Well, let’s see. We know that Sam Geddes owns a not very successful liquor store (the sign is faded, and the help doesn’t last). He’s been in business for a while (again, faded). He’s a bit fatalistic (still using the recruitment method that doesn’t seem to work too well).
Then the focus switches to Coleman. He’s decisive, impetuous, or desperate (fifteen minutes after the sign goes up, there he is), maybe all three. He’s a veteran. He has some strong abilities and some serious issues (he made it to sergeant, and lost the rank).
I don’t like the last half of the last sentence. We are suddenly in subjective territory: the narrator’s missile metaphor is feeding us opinions. I liked it better when he seemed to be giving us just the facts.
So, where do you think this story is going to go? It’s likely that Geddes will be our surrogate; learning about Coleman so that we can too. My guess would be that Coleman will turn out to be the main character, but we don’t know yet whether he’s a violent man who will cause trouble, or a troubled man who will redeem himself. (Although the title may be a hint.)
Celebrating 25 years
As you no doubt figured out this book contains short stories by some of Mysterious Press’s authors to celebrate the 25th anniversary of the first all-mystery publisher. Many of the stories, logically enough, have an anniversary theme.
Donald E. Westlake’s “Come Again?” features the tabloid reporter “odious Boy Cartwright” investigating a lady preacher who has prophesied that she will return to life on the anniversary of her murder. The preacher’s small southern home town doesn’t quite know what to make of Cartwright.
“You’re a foreigner,” the lad in the oversize raspberry jacket with the motel chain’s logo on its lapel told him, and pointed at Boy as though Boy didn’t already know where he was. “You’re French!”
“Got it in one, dear,” Boy agreed. “Just winged in from jolly old Paris to observe the festivities.”
William Marshall, in the only short story I have ever seen by him, has one of his Hong Kong cops dealing with an infestation of giant ants on the anniversary of becoming a detective. (If that sounds crazy, “THEM!” is relatively sane compared to some of Marshall’s wonderful Yellowthread Street novels.)
But the best story is “The Favorite Table,” by Peter Lovesey. Lovesey writes wonderful short stories and this one is about a loathsome couple that inconveniences a fancy restaurant in order to celebrate a possibly sinister anniversary. Only in the last paragraph does the author reveal, with seeming casualness, what was really going on, and even then you have to figure out for yourself. Extremely clever.
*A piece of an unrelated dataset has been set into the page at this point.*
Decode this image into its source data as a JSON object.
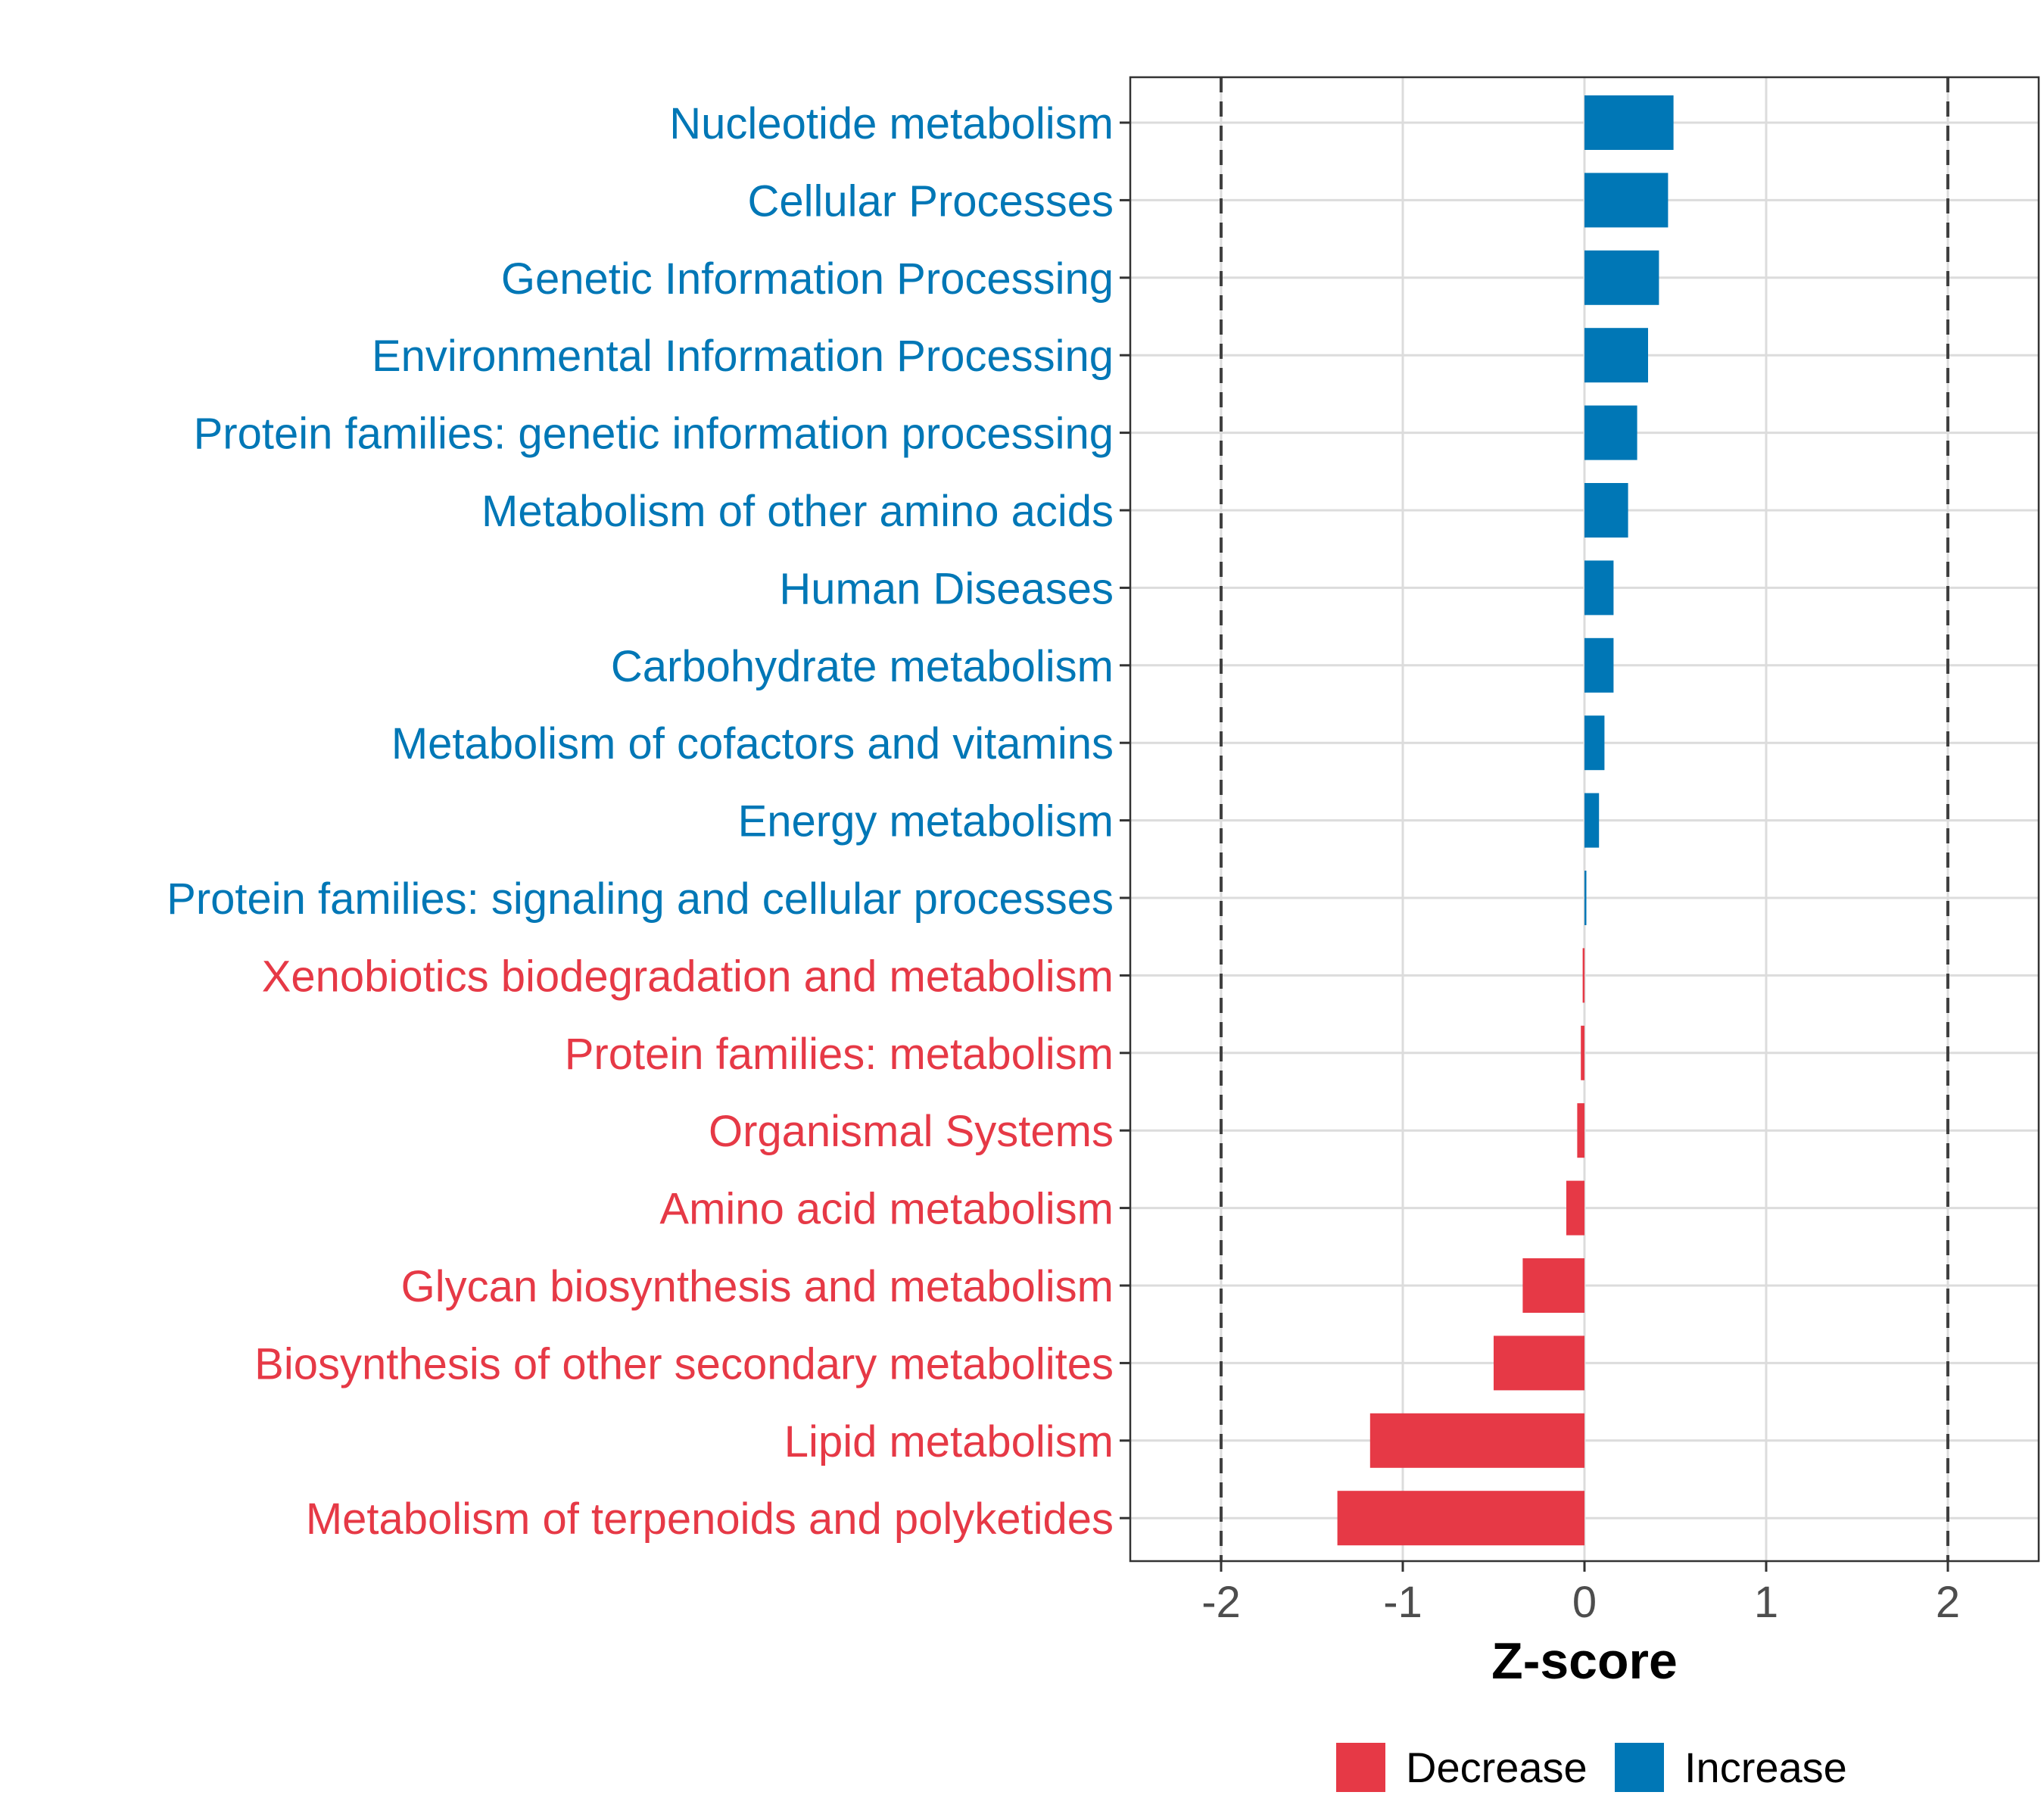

We started out talking about first paragraphs but now we are discussing a last paragraph. And when you get to the last paragraph it’s probably time to stop.
Interesting column, Rob. And I’m glad to hear there are others who also wait ten years or so to get around to reading mystery anthologies. I’m making headway, but there are plenty of them I’ve yet to finish.
I recently critiqued a typescript that began with the narrator introducing herself in the blandest manner imaginable; it did nothing to propel the reader into the story. When I mentioned to the author that the first sentence should always make the reader ask himself a question, I saw the light go on in her eyes.